Now I find myself seeing these small and insignificant parts of people's lives as cracks in
the pavement, leading up to me. But the most magical thing of all, is that somewhere out
there, there is a girl holding a box that belongs to the key I keep on my bedside table, or
on a string around my neck. I am so connected to someone I will never get to know.
Life can be such an isolating experience, when you live in your room. I guess I find a
sort of connection in collection. I am never really alone when I am a part of something
so much bigger than myself. There is so much out there, if I could only leave this room.

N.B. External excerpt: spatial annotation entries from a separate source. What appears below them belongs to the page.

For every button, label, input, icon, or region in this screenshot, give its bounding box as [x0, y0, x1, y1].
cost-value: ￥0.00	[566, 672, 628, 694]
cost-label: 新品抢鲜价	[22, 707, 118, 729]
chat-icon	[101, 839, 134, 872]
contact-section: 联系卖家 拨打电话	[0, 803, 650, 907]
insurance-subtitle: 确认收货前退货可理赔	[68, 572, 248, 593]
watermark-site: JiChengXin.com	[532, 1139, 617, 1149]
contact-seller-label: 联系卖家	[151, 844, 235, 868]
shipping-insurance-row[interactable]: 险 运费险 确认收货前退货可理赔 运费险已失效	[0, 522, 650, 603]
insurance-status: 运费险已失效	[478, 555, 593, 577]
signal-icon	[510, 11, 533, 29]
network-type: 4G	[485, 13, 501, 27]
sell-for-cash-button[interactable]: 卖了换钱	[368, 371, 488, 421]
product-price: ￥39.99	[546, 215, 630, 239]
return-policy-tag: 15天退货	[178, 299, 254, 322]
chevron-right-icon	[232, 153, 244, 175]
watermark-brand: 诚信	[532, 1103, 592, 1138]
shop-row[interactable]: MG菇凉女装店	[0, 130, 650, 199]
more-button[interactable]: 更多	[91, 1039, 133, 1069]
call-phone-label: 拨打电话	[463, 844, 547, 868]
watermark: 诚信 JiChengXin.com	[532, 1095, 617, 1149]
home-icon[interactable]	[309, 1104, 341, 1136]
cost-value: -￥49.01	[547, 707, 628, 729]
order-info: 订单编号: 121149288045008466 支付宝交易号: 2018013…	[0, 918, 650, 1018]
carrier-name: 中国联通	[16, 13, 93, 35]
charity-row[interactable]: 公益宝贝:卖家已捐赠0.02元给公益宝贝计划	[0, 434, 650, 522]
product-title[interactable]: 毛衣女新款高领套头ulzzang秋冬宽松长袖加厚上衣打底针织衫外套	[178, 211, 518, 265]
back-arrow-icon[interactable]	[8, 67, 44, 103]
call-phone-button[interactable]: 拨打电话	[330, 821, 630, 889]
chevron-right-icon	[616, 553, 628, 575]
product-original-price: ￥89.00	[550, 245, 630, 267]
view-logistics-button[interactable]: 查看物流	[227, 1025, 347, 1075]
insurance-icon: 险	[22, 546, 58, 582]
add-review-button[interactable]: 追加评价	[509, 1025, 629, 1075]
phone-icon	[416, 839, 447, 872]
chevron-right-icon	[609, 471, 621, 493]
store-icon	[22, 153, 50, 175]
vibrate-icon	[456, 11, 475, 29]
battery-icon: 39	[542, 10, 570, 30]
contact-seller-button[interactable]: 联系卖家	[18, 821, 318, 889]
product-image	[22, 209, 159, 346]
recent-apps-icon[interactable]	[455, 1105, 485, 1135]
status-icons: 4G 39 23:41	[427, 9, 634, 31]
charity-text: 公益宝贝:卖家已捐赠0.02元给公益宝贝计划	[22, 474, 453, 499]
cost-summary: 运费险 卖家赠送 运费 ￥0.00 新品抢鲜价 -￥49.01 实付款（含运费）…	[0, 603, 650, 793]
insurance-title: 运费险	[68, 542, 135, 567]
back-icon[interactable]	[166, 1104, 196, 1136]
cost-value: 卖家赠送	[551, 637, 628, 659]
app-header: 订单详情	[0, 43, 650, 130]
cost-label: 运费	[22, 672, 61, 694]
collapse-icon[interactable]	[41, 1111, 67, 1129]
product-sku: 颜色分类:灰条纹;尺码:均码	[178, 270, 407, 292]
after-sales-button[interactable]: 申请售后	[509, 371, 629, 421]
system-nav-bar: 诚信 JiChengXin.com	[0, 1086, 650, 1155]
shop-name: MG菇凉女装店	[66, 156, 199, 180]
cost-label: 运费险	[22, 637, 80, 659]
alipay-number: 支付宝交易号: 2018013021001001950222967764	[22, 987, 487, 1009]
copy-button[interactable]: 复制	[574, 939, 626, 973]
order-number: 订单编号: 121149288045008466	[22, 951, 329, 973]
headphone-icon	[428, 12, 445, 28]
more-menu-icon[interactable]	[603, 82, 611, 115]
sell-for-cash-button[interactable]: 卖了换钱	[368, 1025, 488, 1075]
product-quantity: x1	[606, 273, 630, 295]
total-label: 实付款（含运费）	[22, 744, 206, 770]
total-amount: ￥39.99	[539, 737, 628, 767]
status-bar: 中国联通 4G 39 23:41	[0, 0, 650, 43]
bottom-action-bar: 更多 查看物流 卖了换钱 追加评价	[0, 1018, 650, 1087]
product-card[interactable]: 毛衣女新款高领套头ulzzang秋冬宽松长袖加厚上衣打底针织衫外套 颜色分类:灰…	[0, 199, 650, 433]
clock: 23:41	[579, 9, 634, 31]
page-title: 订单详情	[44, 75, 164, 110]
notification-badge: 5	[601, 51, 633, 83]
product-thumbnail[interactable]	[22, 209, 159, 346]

There is something so beautiful about discarded things. This key opened a door once,
that postcard was handwritten and the sketches drawn along the side were made with
love. Maybe they kissed the envelope, I always do. At the end of the day, I don't think I
want to know what these keys open, all the things I could be. The imagination is infinite,
and it is what keeps me alive. I hope when they lay my body into the ground, and I am
no longer here to wonder and imagine and yearn, someone finds my keys in a thrift
store, the postcards I send to my friends, the initials on my wall.